2. Use output_pydantic for all downstream-consumed outputs: Structured output prevents parsing errors that could lead to wrong downstream decisions.

3. Add a dedicated reviewer agent: Never deploy a research → write pipeline without a reviewer. The reviewer should have a different backstory than the writer — more critical, more conservative.

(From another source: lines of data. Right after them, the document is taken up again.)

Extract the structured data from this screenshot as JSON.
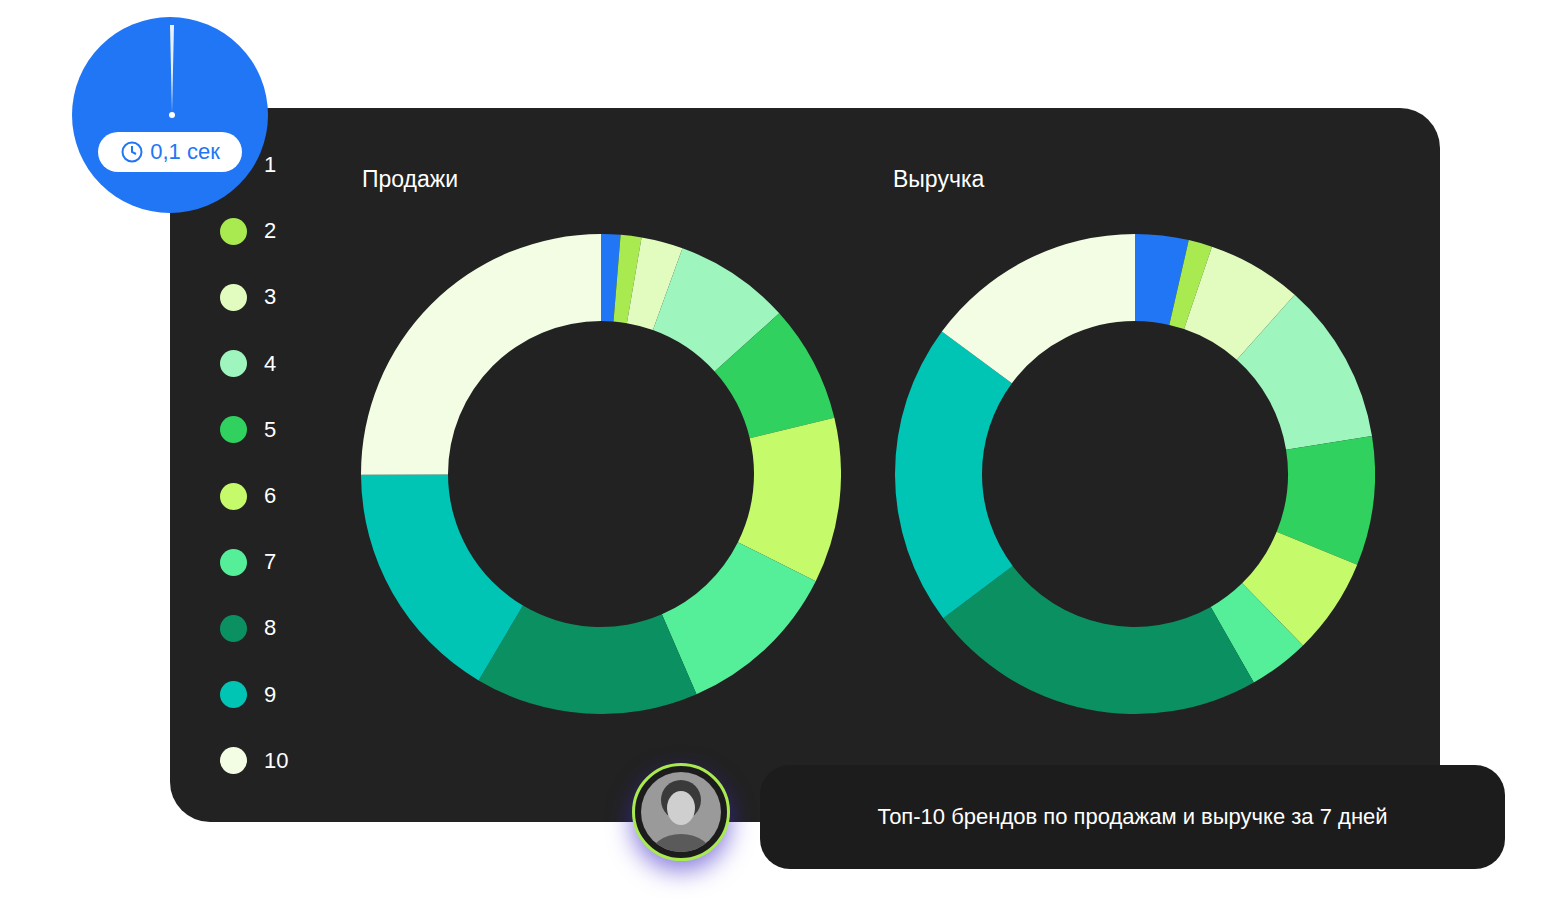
{
  "chart_data": [
    {
      "type": "pie",
      "title": "Продажи",
      "categories": [
        "1",
        "2",
        "3",
        "4",
        "5",
        "6",
        "7",
        "8",
        "9",
        "10"
      ],
      "values": [
        1.3,
        1.4,
        2.8,
        7.8,
        7.9,
        11.1,
        11.1,
        15,
        16.4,
        25
      ],
      "colors": [
        "#2176f5",
        "#a8ea4f",
        "#e2fcc0",
        "#9ef5bd",
        "#30d15f",
        "#c5fb6b",
        "#55ef9a",
        "#0b9161",
        "#00c5b5",
        "#f2fde4"
      ],
      "legend": "left"
    },
    {
      "type": "pie",
      "title": "Выручка",
      "categories": [
        "1",
        "2",
        "3",
        "4",
        "5",
        "6",
        "7",
        "8",
        "9",
        "10"
      ],
      "values": [
        3.6,
        1.6,
        6.4,
        10.9,
        8.7,
        6.5,
        4.1,
        23,
        20.4,
        14.9
      ],
      "colors": [
        "#2176f5",
        "#a8ea4f",
        "#e2fcc0",
        "#9ef5bd",
        "#30d15f",
        "#c5fb6b",
        "#55ef9a",
        "#0b9161",
        "#00c5b5",
        "#f2fde4"
      ]
    }
  ],
  "badge": "0,1 сек",
  "message": "Топ-10 брендов по продажам и выручке за 7 дней"
}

4. Enable verbose logging and save task outputs to files:

Python

analysis_task = Task(
    description="Analyze the clinical trial data.",
    expected_output="A structured analysis report.",
    agent=analyst,
    output_file="analysis_output.md",   # Audit trail
)

5. Use max_iter and max_execution_time for safety:

Python

agent = Agent(
    role="Safety Data Analyst",
    goal="Analyze safety data accurately and conservatively",
    backstory="...",
    max_iter=10,
    max_execution_time=180,  # 3-minute hard timeout
)

6. Run the crew with kickoff_for_each for batch validation: Test agents against a set of known-answer inputs before deploying.

Python

test_inputs = [
    {"compound": "metformin", "expected_category": "first-line"},
    {"compound": "insulin glargine", "expected_category": "injectable"},
]

results = crew.kickoff_for_each(inputs=test_inputs)
for i, result in enumerate(results):
    print(f"Test {i+1}: {result.raw}")

Regulated systems require traceability, auditability, and conservatism. Design agents to fail cautiously rather than approve confidently.

Summary

These eight questions cover the most commonly tested dimensions of CrewAI agent design:

The role/goal/backstory triangle and what each parameter controls
When and why to use delegation
How to prevent runaway agents with max_iter and timeouts
The measurable impact of backstory on output quality
Tool assignment discipline
Output format enforcement strategies
The critical distinction between context passing and sequential ordering
Regulated industry design principles

In interviews, what separates strong candidates is not knowing the API parameters — it is understanding why each parameter exists and when to use it.